Parliamentary Ombudsman for the state of Sikkim

Sikkim Lokayukta is the Parliamentary Ombudsman for the state of Sikkim (India). It is a high level statutory functionary, created to address grievances of the public against ministers, legislators, administration and public servants in issues related to misuse of power, mal-administration and corruption. It was first formed under the Sikkim Lokayukta and Deputy Lokayukta Act, 2012 and approved by the president of India. The Lokpal and Lokayuktas Act, 2013 adopted by Parliament had become law from 16 January 2014 and required each state in India to appoint its Lokayukta within a year. Under the 2013 law, a bench of Lokayukta should consist of judicial and non-judicial members. An Upa-Lokayukta is a deputy to the Lokayukta and assists with her or his work and acts as the in-charge Lokayukta in case the position falls vacant prematurely.

A Lokayukta of the state is appointed to office by the state Governor after consulting the committee consisting of the State Chief Minister, Speaker of the Legislative Assembly, Leader of Opposition, or leader of the largest opposition party in the State Legislature, Chairman of the Legislative Council and Leader of Opposition of Legislative Council and cannot be removed from office except for reasons specified in the Act and will serve the period of five years.
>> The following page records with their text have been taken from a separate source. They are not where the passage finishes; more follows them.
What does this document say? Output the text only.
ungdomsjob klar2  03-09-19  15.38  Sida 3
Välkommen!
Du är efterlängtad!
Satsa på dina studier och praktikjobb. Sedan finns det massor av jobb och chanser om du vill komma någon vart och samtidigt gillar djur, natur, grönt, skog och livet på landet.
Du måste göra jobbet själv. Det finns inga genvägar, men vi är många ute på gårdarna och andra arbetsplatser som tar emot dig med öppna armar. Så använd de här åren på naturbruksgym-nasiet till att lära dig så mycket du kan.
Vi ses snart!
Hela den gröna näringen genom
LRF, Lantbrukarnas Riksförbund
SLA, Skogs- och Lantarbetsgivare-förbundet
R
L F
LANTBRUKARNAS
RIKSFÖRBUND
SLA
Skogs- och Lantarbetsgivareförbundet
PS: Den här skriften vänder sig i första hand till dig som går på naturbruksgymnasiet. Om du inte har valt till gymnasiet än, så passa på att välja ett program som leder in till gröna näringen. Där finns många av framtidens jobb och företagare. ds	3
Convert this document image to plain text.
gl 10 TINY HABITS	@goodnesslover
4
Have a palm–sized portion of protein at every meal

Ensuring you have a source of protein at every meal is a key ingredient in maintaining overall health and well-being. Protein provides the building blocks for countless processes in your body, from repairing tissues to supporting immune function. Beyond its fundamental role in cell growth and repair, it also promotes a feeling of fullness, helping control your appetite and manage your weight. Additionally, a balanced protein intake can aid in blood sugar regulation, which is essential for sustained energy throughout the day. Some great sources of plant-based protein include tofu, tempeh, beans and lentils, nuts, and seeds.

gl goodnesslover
== History and administration ==

The Sikkim Lokayukta Bill, 2017 was passed in the Sikkim Assembly on 29 December 2020 and got approved by the President of India on 16 July 2012 and was effective from 2012. The bill is a tool to create Lokayukta as an autonomous body for checking corruption related complaints in the state. The Bill has similar provisions as Lokpal and Lokayuktas Act,2013 passed by parliament and will cover employees of state government whether working in or out of state but under the control of state government. Sikkim is the third state to create the Law after passing the Act by Central Government and has an annual budget of Rs 2 crore for Lokayukta.

== Oath or affirmation ==

"I, <name>, having been appointed Lokayukta (or Upa-Lokayukta) do swear in the name of God (or solemnly affirm) that I will bear faith and allegiance to the Constitution of India as by law established and I will duly and faithfully and to the best of my ability, knowledge and judgment perform the duties of my office without fear or favour, affection or ill-will."
— First Schedule, Sikkim Lokayukta and Deputy Lokayukta Act-2014

== Powers ==

Sikkim Lokayukta has complete and exclusive authority for enquiring into allegations or complaints against the State Chief Minister, State Deputy Chief Minister, Ministers of the state Government, Leader of Opposition and Government officials of all grades. Lokayukta Act of the state which serves as its tool against corruption covers Chief Ministers, ex-Chief Ministers, Government officials, Ministers, IAS officers and all public servants including from local administration, police, customs and heads of companies, and societies, trusts which are partly funded by state or centre and state government employees working outside the state but under control of state government.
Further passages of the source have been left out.